Innsbruck (OTS) Seit sechs Jahren haben LH Günther Platter und LHStv. Ingrid Felipe VP und Grüne zur Koalition aneinandergekettet. Die Neuauflage von Schwarz-Grün 2018 hat vom Wohnen bis Transit viel versprochen: 2019 entscheidet über Sein oder Schein.

Die Landesregierung aus ÖVP und Grünen feierte sich gestern in ihrer Bilanz „Ein Jahr Schwarz-Grün II in Tirol“ als harmonische Reformkoalition. Seit mittlerweile sechs Jahren hat sie das Land in ihrer Hand. Vom Schwung, mit dem Schwarz-Grün I 2013 an den Start ging, war 2018 bei der Neuauflage nicht mehr viel zu spüren. Mehr vermittelte Schwarz-Grün II das Bild einer Zweckgemeinschaft einer per Urnengang gestärkten Volkspartei und einer grünen Riege, die Federn lassen musste.
Nicht nur der Wahlkampf, auch das Regierungsprogramm sowie nahezu das komplette erste Arbeitsjahr hatten die Teams von Landeshauptmann Günther Platter (VP) und LHStv. Ingrid Felipe (Grüne) den aktuell brennendsten Themen Wohnen und (Transit-)Verkehr gewidmet. Viel wurde hierzu versprochen, ein Grundsatzbeschluss reihte sich an den nächsten. Ob beim viel zitierten Paket, das mehr leistbares Wohnen bringen soll, oder dem Anti-Transit-Pakt, dessen Kern noch immer das Ziel der Begrenzung der Lkw-Fahrten auf eine Million Fahrten pro Jahr ist – in beiden Fällen steht Schwarz-Grün II schon in den nächsten Monaten vor dem Wahrheitsbeweis: Sein oder Schein?

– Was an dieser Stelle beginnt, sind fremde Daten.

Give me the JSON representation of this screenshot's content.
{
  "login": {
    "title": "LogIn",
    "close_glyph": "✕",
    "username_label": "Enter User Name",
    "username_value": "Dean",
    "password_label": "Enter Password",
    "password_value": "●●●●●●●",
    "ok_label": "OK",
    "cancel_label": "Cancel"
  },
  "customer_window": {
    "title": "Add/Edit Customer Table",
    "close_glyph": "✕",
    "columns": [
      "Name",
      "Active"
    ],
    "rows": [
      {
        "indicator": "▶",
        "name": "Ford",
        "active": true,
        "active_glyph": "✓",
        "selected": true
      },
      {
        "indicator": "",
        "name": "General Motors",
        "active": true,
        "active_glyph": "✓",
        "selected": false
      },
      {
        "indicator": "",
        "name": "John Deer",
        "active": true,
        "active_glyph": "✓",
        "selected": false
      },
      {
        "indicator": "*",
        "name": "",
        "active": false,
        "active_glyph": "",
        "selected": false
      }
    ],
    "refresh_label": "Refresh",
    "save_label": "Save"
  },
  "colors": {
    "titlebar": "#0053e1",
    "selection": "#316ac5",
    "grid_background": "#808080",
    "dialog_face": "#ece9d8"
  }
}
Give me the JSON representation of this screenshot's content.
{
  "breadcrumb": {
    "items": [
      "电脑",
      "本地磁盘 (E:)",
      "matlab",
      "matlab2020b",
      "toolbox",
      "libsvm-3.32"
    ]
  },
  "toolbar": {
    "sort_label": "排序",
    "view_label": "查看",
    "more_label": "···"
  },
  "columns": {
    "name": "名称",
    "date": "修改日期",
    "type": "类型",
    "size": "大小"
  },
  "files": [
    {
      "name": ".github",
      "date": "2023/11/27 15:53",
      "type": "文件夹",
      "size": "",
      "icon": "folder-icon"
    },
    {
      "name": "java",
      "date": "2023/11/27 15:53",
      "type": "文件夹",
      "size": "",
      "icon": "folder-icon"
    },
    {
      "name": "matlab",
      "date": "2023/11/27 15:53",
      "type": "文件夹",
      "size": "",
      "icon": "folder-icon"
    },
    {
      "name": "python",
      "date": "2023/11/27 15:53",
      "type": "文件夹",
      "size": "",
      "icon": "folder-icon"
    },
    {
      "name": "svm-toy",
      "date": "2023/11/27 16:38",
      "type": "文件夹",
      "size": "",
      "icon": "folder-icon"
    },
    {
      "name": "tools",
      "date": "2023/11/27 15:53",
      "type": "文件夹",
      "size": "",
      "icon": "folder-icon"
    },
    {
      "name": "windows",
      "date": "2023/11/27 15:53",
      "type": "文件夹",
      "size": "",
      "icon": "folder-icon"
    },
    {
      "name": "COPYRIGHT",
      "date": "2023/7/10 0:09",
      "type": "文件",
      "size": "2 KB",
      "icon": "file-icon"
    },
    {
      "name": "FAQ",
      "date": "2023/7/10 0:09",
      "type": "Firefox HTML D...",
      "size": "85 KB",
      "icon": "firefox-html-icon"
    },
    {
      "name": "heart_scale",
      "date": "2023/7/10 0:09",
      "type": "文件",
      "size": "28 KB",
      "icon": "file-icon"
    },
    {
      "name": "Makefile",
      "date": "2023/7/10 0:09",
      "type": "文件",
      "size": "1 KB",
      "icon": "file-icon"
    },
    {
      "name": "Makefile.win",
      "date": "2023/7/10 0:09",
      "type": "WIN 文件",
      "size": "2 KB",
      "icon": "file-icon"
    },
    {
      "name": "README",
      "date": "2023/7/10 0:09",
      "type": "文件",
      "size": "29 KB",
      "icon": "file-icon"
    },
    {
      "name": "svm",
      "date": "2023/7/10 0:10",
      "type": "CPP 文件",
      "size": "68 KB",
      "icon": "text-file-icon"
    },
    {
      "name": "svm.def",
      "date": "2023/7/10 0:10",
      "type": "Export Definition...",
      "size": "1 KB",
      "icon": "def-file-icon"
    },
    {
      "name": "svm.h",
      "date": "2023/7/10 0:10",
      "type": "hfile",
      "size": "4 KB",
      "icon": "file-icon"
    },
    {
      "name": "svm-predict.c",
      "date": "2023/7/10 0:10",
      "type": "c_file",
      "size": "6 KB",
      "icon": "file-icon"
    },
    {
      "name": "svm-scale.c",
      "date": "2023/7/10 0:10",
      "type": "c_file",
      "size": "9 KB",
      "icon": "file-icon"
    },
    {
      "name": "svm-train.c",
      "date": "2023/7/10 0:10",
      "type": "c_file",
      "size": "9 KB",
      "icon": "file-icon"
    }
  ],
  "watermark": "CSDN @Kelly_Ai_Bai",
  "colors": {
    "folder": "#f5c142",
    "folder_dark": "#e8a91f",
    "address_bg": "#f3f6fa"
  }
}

Denn noch bis zum Herbst gilt es das, was bislang großteils lediglich als einfache Schlagzeile das Landhaus verließ, tatsächlich auch in die Umsetzung zu bringen. Das Bemühen ist Schwarz-Grün freilich nicht abzusprechen. Das neue Mietzinsbeihilfenmodell ist gut und die Zweckbindung der Wohnbauförderung löblich. Wie viel das 39 Punkte umfassende Wohnpaket jedoch wert ist, wird sich erst dann weisen, wenn auch die wahren Hämmer wie das Interessentenmodell im Baulandgrundverkehr oder die Freizeitwohnsitzabgabe in voller Härte in Gesetzesform gegossen und beschlossen sind. Ebenso verhält es sich beim Transit: Platter und Felipe können noch so viele Lkw-Blockabfertigungen ankündigen – wenn die Verschärfung des sektoralen Fahrverbotes und die Korridormaut nicht in vollem Umfang kommen, ist die Transit­politik gescheitert.
Spitals- und Pflegereform in allen Ehren, ein solides Budget obendrauf – letztlich gilt es Schwarz-Grün II am Ende der Legislaturperiode 2023 anhand zweier einfacher Parameter zu bewerten:
Ist der Transitverkehr zurückgegangen (und wenn ja, in welchem Ausmaß), und um wie viel ist das Wohnen in Tirol günstiger geworden? Die Regierung will an ihren Taten gemessen werden. Gut so. Nehmen wir sie beim Wort. Ausreden zählen dann nicht mehr. Sondern lediglich Ergebnisse.